Bir yıldan daha az bir sürede dünyanın en çok kullanılan para birimleri olan avro ve doların, birbirine karşı yüzde 30-35 değer kazanıp, kaybedebildiği bir dönemde olunduğunu ifade eden Babacan, "Kurdaki hareketlilik sadece Türkiye'de değil, dünyanın her yerinde olan bir gerçek" dedi.

Türkiye'nin 2 yıldır yüksek faiz dönemi yaşadığına ilişkin yorumları da değerlendiren Babacan, göreve başladığında Hazine'nin yüzde 66 ile borçlandığını, 9 aydan uzun süre piyasadan borçlanma imkanı olmadığını hatırlattı. O zaman enflasyonun yüzde 29'lar civarında olduğunu ifade eden Babacan, şunları kaydetti:

"Bugün çok şükür çok daha normal hale gelmiş bir ekonomi görüyoruz. Türkiye'de Hazine'nin borçlanma faizleri bugün 9-10 arası, ileriye doğru enflasyon beklentisine bağlı belki 7 gibi bir rakam öngörüyoruz. Nereden nereye geldiğimiz değerlendirildiğinde elde edilen başarı çok çok büyük. Hazine'nin borçlanma faizi piyasada oluşur. Hazine'nin borçlanma faizinin en önemli belirleyicisi ileriye doğru enflasyon beklentisidir. Hazine'ye borç verecekler, örneğin ileriki 10 yıla bakıyor enflasyon hesabı yapıyor. Bu ne demek önümüzdeki yıllarda piyasanın beklentisi enflasyonun yüzde 6-7'lerde olacağı, 2 puan da risk primi koysak yüzde 9'lar civarında olur. Enflasyon beklentisi düşerse Hazine'nin borçlanma faizi anında düşer."

Babacan, petrol fiyatlarının düşmesinin, dolar kurundaki artış nedeniyle net etkisinin o kadar da çok olmayabileceğini dile getirdi.

Merkez Bankası'nın doların yükselişine müdahale etmediğine ilişkin eleştiriler üzerine Babacan, Bankanın elinde müdahale için çok farklı enstrümanları olduğunu söyledi.

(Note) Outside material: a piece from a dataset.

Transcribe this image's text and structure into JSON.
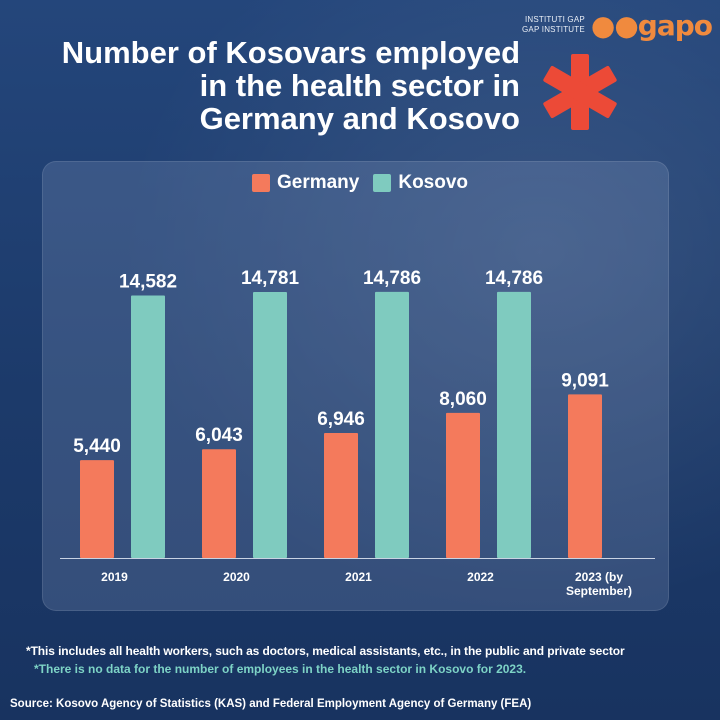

Bunların sadece piyasaya dolar satmakla sınırlı olmadığını anlatan Babacan, "Merkez Bankası elindeki enstrümanları ne zaman ve hangi yönde gerekirse kullanabilir. Ben hep söylüyorum, Merkez Bankası'nın ne yaptığı veya ne yapması gerektiğiyle ilgili konularda muhatabın Merkez Bankası olması, onlara sorulması gerekiyor. Merkez Bankamızın operasyonel bağımsızlığı, araç bağımsızlığı var. O çerçevede Merkez Bankamızın söylediklerine ve yaptıklarına dikkat etmek gerekiyor" diye konuştu. 

Babacan, bu yılın, geçen yıldan daha iyi olacağı görüşünü yineleyerek, 2015 yılının enflasyonu, cari açığı ve büyümesinin 2014 yılına göre daha iyi olacağını bildirdi. Bu gibi temel göstergelerde daha iyi bir yıl geçirileceğini vurgulayan Babacan, faizlerin ise piyasada ve enflasyon beklentisiyle oluştuğunu ifade etti. 

Faizlerin, dünyadaki gelişmelere de bağlı bulunduğuna, o nedenle şimdiden bir şey söylemenin zor olduğuna dikkati çeken Babacan, "Bizim kanaatimiz şu; doğru politikalar izlendiğinde, doğru bir duruş sergilendiğinde ve politikalar, güven ile istikrar üzerine inşa edildiğinde enflasyon beklentisi düşecektir, bunun yanında faizler de düşecektir" dedi. 

- "Türkiye, istihdamın en hızlı arttığı birkaç ülkeden biri"

İşsizlik rakamlarındaki yükselişin sorulması üzerine de Babacan, burada değişik bir tablonun ortaya çıktığını söyledi. 

Babacan, 2013-2014 yıllarında Türkiye'de toplam çalışan sayısının 1 milyon 300 bin kişi arttığını ancak bunun yanında iş gücüne katılımın daha çok arttığını belirterek, "Son 3 yılda şimdiye kadar görmediğimiz hızda iş gücüne katılım arttı. Özellikle üniversite mezunu olan kadınlarda iş gücüne katılım çok hızlı artıyor. Geleneksel verilerimize göre, kadınlarda iş gücüne katılım oranı yüzde 30, erkeklerde yüzde 70 civarında. Son 3 yılda ise yeni işe giren her 100 kişiden 46'sı kadın, 54'ü erkek. Bu, genel anlamda ekonomimizin verimliliğinin yükselmesi açısından iyi bir şey" değerlendirmesinde bulundu. 

Türkiye'de ekonominin büyüdüğünü ve istihdam üretildiğini vurgulayan Babacan, Türkiye'nin, istihdamın en hızlı arttığı birkaç ülkeden biri olduğuna dikkati çekti. 

İşsizlik rakamlarına ilişkin yeni tedbirler aldıklarına da değinen Babacan, özellikle işe yeni girenlere verilen destekten çok önemli sonuçlar beklediklerini söyledi. Bir gencin, yeni bir işe başladığında ilk 6 ay boyunca maaşının devlet tarafından ödeneceğini aktaran Babacan, bunun devamında şartlara bağlı olarak bir süre daha SGK işveren priminin de devlet tarafından karşılanacağını kaydetti.